Constipation is a common complaint that may be due to a variety of causes. Appropriate management requires an evaluation for secondary etiologies, such as systemic disorders and drugs (table 1A-B). Once secondary causes have been eliminated, idiopathic constipation may be associated with normal or slow colonic transit, defecatory dysfunction (pelvic floor dysfunction), or both.
This topic review will discuss the management of idiopathic chronic constipation. The etiology and evaluation of chronic constipation, as well as the management of constipation related to chronic opiates, are discussed elsewhere. (See "Etiology and evaluation of chronic constipation in adults" and "Cancer pain management with opioids: Prevention and management of side effects".)

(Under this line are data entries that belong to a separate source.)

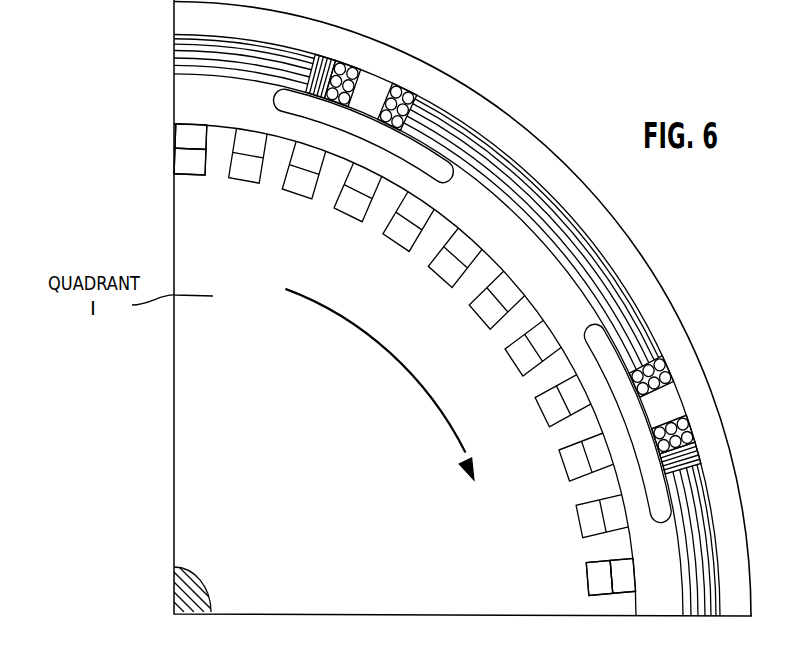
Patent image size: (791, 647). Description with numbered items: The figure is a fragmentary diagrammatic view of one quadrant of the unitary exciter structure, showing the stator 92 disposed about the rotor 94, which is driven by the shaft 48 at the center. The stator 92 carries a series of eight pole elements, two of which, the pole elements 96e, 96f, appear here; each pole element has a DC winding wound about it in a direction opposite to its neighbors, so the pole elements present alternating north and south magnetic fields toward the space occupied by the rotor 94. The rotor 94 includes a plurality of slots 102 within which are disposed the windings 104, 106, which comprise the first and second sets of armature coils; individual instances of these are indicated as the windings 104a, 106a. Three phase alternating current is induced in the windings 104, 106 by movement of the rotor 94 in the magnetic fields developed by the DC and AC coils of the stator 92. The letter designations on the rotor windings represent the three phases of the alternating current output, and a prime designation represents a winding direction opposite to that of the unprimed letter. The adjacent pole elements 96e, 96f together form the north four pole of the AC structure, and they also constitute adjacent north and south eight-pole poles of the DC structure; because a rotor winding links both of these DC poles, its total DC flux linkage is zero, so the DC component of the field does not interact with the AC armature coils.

The shaft 48 is at (192, 571).
The stator 92 is at (352, 61).
The rotor 94 is at (308, 490).
The pole element 96e is at (449, 180).
The pole element 96f is at (592, 334).
The slots 102 is at (195, 174).
The windings 104 is at (628, 584).
The outer coil section 104a is at (185, 125).
The windings 106 is at (620, 593).
The inner coil section 106a is at (185, 158).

The approach to a patient with chronic constipation will depend on whether studies indicate normal or slowed colonic transit and whether there is a defecatory dysfunction (algorithm 1). The specific choice of agents and order of their introduction varies with the etiology of the condition.
- Management of normal and slow transit chronic constipation includes patient education, behavior modification, dietary changes, and laxative therapy. Severe, intractable, slow transit constipation is rare and may be treated with surgery, but with extreme caution; patients should be referred to specialized centers for a full evaluation prior to surgery. Treatment for normal or slow transit constipation is shown in an algorithm (algorithm 2).
- Management of defecatory dysfunction involves suppositories, biofeedback, botulinum toxin injections into the puborectalis muscle, or relaxation exercises (algorithm 3).
Patients with both slow transit and defecatory dysfunction should be reevaluated after treatment of the defecatory dysfunction.